Forschungszentrum für Umweltpolitik (FFU), Freie Universität Berlin

Das FFU gehört zur Freien Universität Berlin und hat einen Forschungsschwerpunkt in der nachhaltigen Energiepolitik. Im Projekt EnAHRgie hat das FFU die Aufgabe zu analysieren, wie sich Politik, Verwaltung und verschiedene gesellschaftliche Interessengruppen abstimmen müssen, um das Energiesystem zu erneuern.

Das FFU arbeitet auf das Ziel hin, diese Abstimmung im Kreis Ahrweiler sowie mit Blick auf die gesamtdeutsche Energiewende optimal zu steuern und dabei unter anderem zu untersuchen, was Ahrweiler von anderen Regionen lernen kann, die ebenfalls lokale Energiewendeprojekte angestoßen haben.

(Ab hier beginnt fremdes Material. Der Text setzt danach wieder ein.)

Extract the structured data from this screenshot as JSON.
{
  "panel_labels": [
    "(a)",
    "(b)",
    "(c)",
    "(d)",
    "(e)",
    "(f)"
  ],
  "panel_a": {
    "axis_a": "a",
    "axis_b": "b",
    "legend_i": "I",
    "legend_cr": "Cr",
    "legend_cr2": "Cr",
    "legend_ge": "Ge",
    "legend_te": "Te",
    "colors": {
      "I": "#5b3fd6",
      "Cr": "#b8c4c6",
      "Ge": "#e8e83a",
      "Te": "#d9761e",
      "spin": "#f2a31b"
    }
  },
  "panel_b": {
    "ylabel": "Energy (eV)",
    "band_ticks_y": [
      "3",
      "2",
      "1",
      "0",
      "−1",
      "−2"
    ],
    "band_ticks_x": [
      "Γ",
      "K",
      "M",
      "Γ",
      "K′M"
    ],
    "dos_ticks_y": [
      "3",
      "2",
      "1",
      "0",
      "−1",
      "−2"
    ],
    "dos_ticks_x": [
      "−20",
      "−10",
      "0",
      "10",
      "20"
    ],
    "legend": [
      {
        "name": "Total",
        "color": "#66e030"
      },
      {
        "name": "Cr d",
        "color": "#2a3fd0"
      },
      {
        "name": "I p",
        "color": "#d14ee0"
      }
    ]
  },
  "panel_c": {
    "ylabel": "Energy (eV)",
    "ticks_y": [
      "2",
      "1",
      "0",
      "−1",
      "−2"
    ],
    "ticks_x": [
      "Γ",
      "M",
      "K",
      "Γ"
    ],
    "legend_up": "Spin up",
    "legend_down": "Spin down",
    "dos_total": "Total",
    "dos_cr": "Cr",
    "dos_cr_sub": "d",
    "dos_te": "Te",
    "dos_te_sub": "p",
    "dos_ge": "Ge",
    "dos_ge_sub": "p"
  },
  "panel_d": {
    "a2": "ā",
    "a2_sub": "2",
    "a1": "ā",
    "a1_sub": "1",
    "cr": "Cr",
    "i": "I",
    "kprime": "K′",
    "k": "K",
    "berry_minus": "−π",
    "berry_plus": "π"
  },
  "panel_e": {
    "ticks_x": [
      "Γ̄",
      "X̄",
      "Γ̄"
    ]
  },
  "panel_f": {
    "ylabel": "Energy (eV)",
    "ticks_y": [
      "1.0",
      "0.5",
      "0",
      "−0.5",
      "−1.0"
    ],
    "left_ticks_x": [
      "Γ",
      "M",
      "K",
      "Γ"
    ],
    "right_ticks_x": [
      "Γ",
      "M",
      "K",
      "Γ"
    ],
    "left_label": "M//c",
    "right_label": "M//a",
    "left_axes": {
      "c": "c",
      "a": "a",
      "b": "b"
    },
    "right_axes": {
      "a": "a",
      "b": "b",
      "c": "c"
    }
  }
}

Mitarbeiterinnen und Mitarbeiter

Prof. Dr. Miranda Schreurs
Dr. Kerstin Tews
Jan Beermann

Kontakt

Jan Beermann
Freie Universität Berlin
Forschungszentrum für Umweltweltpolitik (FFU)
Ihnestraße 22
14195 Berlin
T: +49 30 83872792
jan.beermann(at)fu-berlin.de

Über die Institution

Das Forschungszentrum für Umweltpolitik der Freien Universität Berlin gehört zu den führenden Instituten im Bereich der vergleichenden und internationalen Umweltpolitikforschung und der Forschung über nachhaltige Energiepolitik. Universitäre und Auftragsforschung sind eng verknüpft mit einem spezialisierten Lehrangebot für Umwelt- und Energiepolitik für Studierende und Promovenden. Das FFU verfügt über besondere Expertise im Bereich globaler Umweltfragen, etwa Klimawandel, Umwelt- und Energiesicherheit, Biodiversität und Strategien nachhaltiger Entwicklung. Es ist außerdem bekannt für seine Forschung zur Rolle von Pionierstaaten in der Politikdiffusion, zur ökologischen Modernisierung und Innovation sowie zur Politikintegration und -evaluation, Indikatoren und Impact Assessment.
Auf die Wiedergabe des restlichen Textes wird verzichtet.